UnCarved: An UnCarved market is one which has not yet been touched by competitors. It is an untouched territory with tremendous potential for sales and growth. UnCarved is an XC Slides terminology, and was coined by Mr. Misra.

Unique/uniqueness: A feature that is peculiar to a product or service or supplier - no competitor can offer it.

UPB - Unique Perceived Benefit: UPB is one of the central strongest mechanisms in the modern selling process, an extension and refinement of the product offer, based on detailed understanding of the prospect's personal and organizational needs.
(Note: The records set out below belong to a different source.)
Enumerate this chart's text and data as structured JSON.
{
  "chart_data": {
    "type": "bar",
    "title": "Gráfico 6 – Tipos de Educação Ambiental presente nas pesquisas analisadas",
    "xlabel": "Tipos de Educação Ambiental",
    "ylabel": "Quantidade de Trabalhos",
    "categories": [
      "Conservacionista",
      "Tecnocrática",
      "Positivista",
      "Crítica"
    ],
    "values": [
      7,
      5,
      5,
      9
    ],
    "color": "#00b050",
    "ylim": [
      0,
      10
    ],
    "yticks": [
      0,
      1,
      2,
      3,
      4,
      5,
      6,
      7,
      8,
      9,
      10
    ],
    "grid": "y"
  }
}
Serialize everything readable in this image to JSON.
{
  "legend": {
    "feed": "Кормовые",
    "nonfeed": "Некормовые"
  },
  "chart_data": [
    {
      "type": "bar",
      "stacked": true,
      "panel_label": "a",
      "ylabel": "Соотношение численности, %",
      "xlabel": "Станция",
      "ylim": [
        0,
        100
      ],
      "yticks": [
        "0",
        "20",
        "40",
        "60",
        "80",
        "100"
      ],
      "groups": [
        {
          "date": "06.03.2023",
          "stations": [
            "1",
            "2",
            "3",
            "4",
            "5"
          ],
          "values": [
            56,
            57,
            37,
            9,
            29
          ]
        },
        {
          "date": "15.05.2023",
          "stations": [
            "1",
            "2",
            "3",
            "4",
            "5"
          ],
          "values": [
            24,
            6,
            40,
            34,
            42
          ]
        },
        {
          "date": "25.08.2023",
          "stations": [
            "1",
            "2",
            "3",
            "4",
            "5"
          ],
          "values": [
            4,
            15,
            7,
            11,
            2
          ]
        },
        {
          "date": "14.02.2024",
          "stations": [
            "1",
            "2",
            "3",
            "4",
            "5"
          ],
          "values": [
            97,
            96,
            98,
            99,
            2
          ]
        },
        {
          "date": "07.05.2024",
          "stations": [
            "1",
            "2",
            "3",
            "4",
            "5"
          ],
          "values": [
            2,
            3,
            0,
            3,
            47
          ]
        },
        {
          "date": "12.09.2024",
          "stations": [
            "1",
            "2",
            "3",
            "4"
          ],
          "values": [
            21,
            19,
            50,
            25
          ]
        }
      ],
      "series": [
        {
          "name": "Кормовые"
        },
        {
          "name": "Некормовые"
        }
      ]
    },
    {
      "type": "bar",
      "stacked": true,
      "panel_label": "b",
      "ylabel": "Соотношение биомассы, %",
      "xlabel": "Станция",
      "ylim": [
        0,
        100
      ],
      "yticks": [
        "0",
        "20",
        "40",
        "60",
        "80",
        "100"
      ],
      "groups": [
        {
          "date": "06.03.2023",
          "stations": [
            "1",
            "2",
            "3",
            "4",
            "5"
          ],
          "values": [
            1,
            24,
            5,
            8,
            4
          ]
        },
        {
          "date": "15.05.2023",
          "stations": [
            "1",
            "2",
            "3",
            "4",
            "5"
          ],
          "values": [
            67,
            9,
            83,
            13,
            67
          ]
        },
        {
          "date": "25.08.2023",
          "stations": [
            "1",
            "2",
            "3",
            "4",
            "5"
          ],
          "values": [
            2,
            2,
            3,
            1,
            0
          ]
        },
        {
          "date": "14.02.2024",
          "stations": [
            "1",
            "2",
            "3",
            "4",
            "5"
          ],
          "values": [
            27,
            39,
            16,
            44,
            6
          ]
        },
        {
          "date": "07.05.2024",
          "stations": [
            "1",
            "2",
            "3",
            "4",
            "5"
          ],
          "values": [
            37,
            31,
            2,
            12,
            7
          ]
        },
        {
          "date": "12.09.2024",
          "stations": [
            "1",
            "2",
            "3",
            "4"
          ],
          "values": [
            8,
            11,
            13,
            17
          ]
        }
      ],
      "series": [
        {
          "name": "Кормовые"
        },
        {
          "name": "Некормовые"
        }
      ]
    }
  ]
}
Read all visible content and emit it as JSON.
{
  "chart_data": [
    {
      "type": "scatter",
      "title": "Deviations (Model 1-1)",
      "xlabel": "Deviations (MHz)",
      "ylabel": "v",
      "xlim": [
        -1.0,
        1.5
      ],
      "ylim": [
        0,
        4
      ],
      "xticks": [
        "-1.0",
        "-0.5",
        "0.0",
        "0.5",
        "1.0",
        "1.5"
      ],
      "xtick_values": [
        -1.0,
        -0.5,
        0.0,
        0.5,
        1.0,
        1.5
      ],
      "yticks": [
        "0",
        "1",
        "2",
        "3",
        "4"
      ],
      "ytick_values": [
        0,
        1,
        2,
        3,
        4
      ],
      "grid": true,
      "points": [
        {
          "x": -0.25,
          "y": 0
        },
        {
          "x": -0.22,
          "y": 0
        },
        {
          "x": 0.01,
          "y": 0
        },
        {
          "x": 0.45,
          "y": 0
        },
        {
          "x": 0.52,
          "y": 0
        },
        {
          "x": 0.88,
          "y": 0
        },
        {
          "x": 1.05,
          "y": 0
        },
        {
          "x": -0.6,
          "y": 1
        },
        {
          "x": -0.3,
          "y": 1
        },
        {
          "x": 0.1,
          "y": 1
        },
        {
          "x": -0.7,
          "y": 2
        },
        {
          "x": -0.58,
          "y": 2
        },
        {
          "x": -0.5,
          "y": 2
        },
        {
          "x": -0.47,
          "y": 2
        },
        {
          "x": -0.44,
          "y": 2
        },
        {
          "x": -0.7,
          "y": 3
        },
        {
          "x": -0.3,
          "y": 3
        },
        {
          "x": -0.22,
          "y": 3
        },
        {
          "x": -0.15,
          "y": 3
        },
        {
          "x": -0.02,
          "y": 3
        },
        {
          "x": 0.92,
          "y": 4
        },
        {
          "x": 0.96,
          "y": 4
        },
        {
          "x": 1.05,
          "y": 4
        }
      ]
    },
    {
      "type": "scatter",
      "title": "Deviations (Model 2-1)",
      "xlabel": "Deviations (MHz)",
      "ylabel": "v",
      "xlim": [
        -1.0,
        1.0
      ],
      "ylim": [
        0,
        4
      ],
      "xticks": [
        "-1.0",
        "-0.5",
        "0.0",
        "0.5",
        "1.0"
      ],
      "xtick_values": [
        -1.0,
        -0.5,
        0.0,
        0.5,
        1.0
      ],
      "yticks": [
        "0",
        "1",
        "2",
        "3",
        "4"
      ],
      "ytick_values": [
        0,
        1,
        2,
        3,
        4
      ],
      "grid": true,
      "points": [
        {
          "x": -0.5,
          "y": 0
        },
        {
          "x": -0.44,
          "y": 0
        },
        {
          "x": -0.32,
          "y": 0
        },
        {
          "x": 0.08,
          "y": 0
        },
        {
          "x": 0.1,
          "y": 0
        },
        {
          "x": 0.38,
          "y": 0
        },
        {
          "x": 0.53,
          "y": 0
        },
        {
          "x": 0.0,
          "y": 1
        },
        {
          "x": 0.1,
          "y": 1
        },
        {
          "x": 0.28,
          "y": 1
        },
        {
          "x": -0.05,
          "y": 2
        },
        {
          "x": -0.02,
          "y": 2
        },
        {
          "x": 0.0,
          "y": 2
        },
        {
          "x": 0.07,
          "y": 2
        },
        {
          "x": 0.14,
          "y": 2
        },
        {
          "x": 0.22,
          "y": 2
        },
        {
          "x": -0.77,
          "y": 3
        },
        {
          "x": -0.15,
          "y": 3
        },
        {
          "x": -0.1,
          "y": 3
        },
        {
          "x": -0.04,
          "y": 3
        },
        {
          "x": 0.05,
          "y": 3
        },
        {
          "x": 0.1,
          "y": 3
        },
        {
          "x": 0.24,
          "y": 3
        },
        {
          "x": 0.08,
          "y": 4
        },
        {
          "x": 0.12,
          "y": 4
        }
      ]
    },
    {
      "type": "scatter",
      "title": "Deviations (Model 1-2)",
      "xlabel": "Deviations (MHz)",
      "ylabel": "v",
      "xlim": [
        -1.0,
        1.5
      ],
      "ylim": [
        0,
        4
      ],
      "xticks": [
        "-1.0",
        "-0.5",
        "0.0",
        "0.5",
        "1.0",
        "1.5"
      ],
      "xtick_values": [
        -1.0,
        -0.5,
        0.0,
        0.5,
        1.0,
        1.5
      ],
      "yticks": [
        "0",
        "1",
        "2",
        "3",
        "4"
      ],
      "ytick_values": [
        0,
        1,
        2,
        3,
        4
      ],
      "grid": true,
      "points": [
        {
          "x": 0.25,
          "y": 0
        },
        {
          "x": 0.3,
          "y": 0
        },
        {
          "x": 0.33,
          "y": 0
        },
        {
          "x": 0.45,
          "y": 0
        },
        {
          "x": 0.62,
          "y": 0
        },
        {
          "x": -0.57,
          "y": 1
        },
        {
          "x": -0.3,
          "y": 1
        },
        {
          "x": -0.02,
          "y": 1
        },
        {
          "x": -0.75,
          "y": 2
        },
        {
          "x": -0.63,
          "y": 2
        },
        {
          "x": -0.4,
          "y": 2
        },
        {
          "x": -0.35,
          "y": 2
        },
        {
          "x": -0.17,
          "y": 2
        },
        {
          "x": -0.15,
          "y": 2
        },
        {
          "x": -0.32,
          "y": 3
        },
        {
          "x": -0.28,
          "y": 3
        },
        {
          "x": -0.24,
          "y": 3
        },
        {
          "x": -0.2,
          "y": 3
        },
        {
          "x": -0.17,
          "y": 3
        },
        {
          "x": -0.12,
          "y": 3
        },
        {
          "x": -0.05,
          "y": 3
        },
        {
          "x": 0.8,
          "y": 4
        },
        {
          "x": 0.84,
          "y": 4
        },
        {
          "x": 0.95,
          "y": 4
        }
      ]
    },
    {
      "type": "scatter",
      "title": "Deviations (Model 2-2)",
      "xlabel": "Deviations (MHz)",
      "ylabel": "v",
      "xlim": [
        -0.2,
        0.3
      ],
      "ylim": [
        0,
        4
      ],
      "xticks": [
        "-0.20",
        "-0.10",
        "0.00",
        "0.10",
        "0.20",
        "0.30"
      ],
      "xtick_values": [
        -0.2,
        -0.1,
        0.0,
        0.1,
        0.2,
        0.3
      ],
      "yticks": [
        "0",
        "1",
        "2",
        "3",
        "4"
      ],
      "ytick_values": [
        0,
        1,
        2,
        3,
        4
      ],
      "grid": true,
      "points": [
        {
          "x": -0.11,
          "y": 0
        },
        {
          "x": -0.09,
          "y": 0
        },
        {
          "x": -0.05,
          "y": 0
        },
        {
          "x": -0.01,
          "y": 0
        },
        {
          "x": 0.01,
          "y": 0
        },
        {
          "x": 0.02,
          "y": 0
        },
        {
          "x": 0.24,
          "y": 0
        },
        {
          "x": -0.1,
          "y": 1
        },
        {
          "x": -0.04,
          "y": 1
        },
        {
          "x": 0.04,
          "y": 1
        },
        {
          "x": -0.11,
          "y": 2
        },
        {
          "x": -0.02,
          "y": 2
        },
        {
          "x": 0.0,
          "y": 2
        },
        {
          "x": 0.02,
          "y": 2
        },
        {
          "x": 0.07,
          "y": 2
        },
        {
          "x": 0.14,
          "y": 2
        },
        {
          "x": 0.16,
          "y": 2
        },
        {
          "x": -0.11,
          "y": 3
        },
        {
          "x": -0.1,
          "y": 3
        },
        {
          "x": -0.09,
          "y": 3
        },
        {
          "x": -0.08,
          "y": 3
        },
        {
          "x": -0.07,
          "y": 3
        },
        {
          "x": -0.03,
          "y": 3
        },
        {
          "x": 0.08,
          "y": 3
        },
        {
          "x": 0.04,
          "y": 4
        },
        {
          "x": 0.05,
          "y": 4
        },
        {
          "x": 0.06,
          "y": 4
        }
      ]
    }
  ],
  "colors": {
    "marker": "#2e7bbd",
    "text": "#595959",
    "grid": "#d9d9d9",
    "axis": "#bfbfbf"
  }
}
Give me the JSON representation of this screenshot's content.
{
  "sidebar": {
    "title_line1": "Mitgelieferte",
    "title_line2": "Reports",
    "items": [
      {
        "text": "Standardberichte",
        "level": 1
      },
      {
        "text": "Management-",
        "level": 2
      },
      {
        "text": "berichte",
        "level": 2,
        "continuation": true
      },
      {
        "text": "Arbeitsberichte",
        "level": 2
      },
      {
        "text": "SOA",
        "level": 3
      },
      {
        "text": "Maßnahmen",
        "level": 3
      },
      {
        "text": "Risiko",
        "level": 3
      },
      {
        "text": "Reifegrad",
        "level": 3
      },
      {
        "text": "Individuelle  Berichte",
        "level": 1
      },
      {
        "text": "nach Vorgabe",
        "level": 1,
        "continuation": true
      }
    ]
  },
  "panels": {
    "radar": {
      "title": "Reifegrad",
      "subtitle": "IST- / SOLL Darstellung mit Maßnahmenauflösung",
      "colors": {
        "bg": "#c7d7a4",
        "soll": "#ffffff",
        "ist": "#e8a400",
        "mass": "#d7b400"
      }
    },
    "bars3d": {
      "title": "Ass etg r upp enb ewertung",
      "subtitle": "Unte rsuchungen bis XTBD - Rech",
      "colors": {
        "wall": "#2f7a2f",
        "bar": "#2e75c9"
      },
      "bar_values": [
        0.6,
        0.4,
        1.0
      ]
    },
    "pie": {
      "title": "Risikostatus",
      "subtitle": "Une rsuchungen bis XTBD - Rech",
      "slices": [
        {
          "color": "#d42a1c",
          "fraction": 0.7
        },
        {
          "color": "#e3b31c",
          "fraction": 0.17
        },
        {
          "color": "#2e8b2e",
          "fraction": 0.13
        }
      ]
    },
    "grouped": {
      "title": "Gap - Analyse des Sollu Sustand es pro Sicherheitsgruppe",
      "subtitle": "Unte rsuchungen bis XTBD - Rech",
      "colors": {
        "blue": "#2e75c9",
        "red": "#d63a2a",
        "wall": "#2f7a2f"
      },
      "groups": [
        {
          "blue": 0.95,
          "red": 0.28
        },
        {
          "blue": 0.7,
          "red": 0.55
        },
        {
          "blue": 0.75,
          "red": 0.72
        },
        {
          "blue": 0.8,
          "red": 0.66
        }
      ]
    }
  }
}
A UPB is your USP from the customer's perspective, in other words, what your USP means to your customer, which is a very different way of approaching selling than from the traditional angle of seller-oriented USPs. It is essential to discuss your offering in these terms with your customer.

USP - Unique Selling Point or Proposition: USP is what makes the product offer competitively strong and without direct comparison; generally the most valuable unique advantage of a product or service, for the market or prospect in question; now superseded by UPB.